Thursday, May 3, 2012

The Politics of 30 Rock

Maybe it's my brain (according to all the recent science, everything political can be explained by brains: MRIs expose how amygdala activity determines if you're a Republican, skin conductivity proves you're an Independent), maybe I'm just "hard-wired" this way, but I actually think 30 Rock is a pretty liberal show.
 A recent article in salon mentioned in passing that 30 Rock "seems more liberal than it is." Nay, I know not seems. The salon author links to a post from 2009 on a site called Overthinking It ("About Overthinking It: Overthinking It subjects the popular culture to a level of scrutiny it probably doesn't deserve" . . . if that isn't a prissily ironic, self-glorifyingly self-deprecating, faux defensive faux humility which would blossom into a pink burp of delight if it knew Joss Whedon smiled slightly when he read it, I don't know what is.)

 I'm not going to dwell on the analysis, because 1) the post is from 2009, it'd be a bit like nitpicking an obscure 1933 review of a reissue of The Sound and The Fury; and 2) The author of the piece admits at the start that this analysis is not coming from an expert in 30 Rock, and goes so far as to link to another site (here, if you must) which erroneously, wildly, but with three stars for effort, tries to argue that 30 Rock is a modern rip-off of the Muppet Show. Analyses of politics and comedy tend to make a common mistake: presuming that every laugh is equal. If a show invites you to laugh at a conservative figure and a liberal figure - at Jack Donaghy's neoconservative asides, his mastubatory contempt for liberals and anything liberals could conceivably stand for, his hypermasculinity, which launches so far into masculinity that it manages to transcend homosexuality into a type of Republican eroticized-male-love without an iota of queerness; at Liz Lemon's shallow, compromised liberalism, her prurient modern moralizing - then it must be somewhere in the middle of the political spectrum. If a show then has the conservative figure turning out to be correct much of the time, then it must be siding with that character, and belong further on the right. And if it targets certain presumably precious liberal topics, then all the more evidence it isn't as darlingly liberal as presumed - see, for example: David Schwimmer's brilliant cameo as Greenzo; or consider how 30 Rock will be banned from the retinal implants our descendants will use for entertainment because Tracy Jordan is the personification of every single racist stereotype from the nineteenth century to the twenty first; and yes, Hazel Wassername's virulent lesbianity and Jenna Maroney's narcissistic desires are mocked.

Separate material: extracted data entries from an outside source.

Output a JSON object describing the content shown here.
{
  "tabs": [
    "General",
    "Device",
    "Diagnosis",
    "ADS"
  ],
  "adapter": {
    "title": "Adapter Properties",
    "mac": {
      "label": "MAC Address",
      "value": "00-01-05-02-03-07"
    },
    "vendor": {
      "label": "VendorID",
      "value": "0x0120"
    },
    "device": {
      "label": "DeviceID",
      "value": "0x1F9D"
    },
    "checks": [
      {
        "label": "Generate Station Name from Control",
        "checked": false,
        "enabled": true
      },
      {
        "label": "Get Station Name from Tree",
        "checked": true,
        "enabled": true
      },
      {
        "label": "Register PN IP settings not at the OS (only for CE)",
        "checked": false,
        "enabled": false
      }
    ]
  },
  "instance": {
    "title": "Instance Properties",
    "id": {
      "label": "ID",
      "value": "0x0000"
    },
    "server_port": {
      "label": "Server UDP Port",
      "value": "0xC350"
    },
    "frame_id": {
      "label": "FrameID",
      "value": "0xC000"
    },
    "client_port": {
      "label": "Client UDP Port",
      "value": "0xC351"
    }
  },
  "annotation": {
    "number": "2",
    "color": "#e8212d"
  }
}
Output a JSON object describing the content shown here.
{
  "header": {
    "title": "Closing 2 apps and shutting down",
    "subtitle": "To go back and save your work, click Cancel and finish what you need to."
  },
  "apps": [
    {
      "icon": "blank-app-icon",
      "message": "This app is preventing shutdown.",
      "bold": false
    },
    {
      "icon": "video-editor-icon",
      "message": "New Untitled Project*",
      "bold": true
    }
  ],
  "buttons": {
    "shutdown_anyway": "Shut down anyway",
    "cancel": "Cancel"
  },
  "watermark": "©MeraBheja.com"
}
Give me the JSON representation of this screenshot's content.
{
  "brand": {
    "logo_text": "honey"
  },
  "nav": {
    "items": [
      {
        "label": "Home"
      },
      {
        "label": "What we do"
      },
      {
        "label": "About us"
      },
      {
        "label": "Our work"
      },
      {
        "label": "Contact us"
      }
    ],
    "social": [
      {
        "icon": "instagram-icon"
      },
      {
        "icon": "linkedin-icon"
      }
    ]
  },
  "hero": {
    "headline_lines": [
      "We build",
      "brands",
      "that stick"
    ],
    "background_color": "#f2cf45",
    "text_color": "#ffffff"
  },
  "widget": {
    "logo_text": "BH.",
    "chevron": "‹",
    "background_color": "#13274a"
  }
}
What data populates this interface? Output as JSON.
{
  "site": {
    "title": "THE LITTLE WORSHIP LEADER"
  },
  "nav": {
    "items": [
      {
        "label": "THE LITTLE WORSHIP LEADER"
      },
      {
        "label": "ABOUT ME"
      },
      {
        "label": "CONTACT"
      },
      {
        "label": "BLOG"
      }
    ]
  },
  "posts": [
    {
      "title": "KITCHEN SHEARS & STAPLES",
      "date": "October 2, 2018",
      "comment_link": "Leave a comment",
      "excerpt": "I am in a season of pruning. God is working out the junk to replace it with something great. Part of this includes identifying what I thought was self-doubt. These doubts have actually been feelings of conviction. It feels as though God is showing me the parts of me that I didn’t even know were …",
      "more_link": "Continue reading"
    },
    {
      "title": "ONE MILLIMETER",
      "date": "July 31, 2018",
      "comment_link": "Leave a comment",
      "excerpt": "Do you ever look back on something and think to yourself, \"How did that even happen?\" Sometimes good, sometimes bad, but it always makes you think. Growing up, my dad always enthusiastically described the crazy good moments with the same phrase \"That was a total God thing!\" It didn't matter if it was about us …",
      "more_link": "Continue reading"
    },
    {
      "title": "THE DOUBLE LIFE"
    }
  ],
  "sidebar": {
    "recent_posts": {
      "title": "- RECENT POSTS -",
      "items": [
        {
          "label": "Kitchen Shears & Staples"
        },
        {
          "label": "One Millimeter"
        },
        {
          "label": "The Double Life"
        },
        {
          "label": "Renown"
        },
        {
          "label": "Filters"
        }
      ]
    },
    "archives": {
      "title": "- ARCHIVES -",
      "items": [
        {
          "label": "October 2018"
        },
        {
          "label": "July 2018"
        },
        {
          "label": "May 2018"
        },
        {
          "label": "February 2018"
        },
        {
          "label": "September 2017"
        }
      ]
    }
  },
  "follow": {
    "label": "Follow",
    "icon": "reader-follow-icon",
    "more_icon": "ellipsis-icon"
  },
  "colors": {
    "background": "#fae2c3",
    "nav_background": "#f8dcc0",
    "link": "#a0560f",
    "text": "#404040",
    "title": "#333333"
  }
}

 The problem with these calculations is that comedy is not so virtuous or so superficial. It won't support simplistic political assessments. We do not simply laugh at or laugh with; we do both at the same times, in unequal measure, a mishmash of sympathy and derision that obviates subsequent political algebras. What compels us to laugh is a much denser appreciation of the context: that a foaming and prickly liberal, Alec Baldwin, plays the neocon Jack Donaghy, and he does so sensitively and lovingly; that David Schwimmer plays Greenzo, who is a "non-judgemental, business-friendly environmental advocate"; that Jenna Maroney's sexual cavalcade is grotesque and needy but also blossoming and brave, a mixture of desperation and optimism, of fierce engagement with life and denial; that Tracy Jordan, Grizz, and Dot Com are constantly facing race as something that invariably defines them, forcing them always to play a role, which Tracy, more than anybody, is trying to escape (Tracy is often standing in front of the poster for his film, Black Cop/White Cop, in which he plays both roles, the latter in whiteface, which should hint at some of the layers of impersonation taking place).

Comedy, in its rich, contradictory ambiguity, is a retribution against purity. Extracted, distilled, it ceases to exist; it only lives in murky, bitter liquors. The problem is not with 30 Rock or its audience, which apparently fails to realise that the show isn't as liberal as it seems. The problem here is the charade of political nomenclature that pretends to know what it is talking about, the purity hardwired into most pop discourses about 'liberal' and 'conservative'. Of course these categories exist; but lazily applying them to a comedy, based on assumptions that in comedy one can find a general clarity in the distinction between laughing at and laughing with, a clarity in characterisation, and a lack of irony, impersonation, and confusion, is doomed, just doomed. For a wonderfully confused piece of writing - sometimes quickly backpedalling, sometimes almost drunkenly confident - about television and politics, see gawker's piece here.